Twilio’s Spring Surprise

  • Post author:
  • Post category:
    messaging

Much to the relief of industry insiders, Twilio is keeping its Segment business. Some feared that Twilio would bow to investor pressure, and that would have had ripple effects across the industry. It would upend product roadmaps, increase job justification among its competitors and amplify the CPaaS doom-and-gloom narrative. 

Yesterday’s wholesaler is today’s API. When Twilio emerged, telephony APIs at scale were novel and groundbreaking. Now everyone has an API. In fact, most MNOs are upgrading their networks to be “API ready.”  It is a sign of technological maturity when major network operators decide it’s time to redo and rebuild a REST interface. 

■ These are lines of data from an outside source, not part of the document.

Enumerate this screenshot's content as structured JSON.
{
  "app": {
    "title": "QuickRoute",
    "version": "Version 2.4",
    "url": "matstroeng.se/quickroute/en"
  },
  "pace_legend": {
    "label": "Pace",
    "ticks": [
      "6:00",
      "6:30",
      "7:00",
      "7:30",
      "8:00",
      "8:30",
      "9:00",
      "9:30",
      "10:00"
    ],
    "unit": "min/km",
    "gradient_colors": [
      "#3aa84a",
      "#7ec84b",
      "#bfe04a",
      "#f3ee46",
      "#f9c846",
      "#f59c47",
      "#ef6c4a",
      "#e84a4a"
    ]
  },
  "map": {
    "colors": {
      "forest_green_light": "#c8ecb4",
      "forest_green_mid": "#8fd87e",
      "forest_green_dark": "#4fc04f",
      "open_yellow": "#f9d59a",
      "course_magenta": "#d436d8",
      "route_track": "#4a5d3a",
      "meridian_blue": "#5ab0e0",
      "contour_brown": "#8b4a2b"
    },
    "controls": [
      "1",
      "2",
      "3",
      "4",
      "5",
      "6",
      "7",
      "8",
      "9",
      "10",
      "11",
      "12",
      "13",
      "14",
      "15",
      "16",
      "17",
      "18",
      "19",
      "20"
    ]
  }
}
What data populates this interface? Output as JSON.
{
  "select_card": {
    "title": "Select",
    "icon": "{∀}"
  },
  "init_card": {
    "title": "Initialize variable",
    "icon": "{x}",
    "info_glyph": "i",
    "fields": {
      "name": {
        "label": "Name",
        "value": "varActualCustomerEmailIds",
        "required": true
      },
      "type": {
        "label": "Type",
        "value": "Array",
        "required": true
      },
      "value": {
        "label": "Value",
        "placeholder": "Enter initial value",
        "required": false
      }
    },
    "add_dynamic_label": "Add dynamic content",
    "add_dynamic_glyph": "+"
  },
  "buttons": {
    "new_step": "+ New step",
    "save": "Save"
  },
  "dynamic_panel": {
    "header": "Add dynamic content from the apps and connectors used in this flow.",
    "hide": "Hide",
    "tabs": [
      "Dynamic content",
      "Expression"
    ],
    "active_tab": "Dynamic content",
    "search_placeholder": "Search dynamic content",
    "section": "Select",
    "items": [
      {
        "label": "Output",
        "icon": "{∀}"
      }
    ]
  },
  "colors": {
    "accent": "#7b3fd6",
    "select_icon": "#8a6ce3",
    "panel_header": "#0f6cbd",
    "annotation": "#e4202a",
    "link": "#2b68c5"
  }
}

Not only is Twilio keeping its Segment business; it is also reintegrating its Flex and marketing campaign features back to its telecommunications platform. This shift acknowledges that a significant portion of voice revenue comes from IVR-like features, and that mass notifications represent the primary use case for text messaging. 

Sticking to just the communications business would expose Twilio to the ruthlessness of commoditization. This is not their DNA. Twilio still incentivizes its sales force on gross margins. Its R&D budget, while down from its pre-pandemic high of 34%, is still at 22% of revenue. This while higher than Salesforce R&D spend (14.06%) is in line with the industry median of 25%. However, with a firm commitment to attain GAAP operating profitability by Q4 2025, Twilio’s leadership is clearly focused on ensuring that every dollar spent is impactful.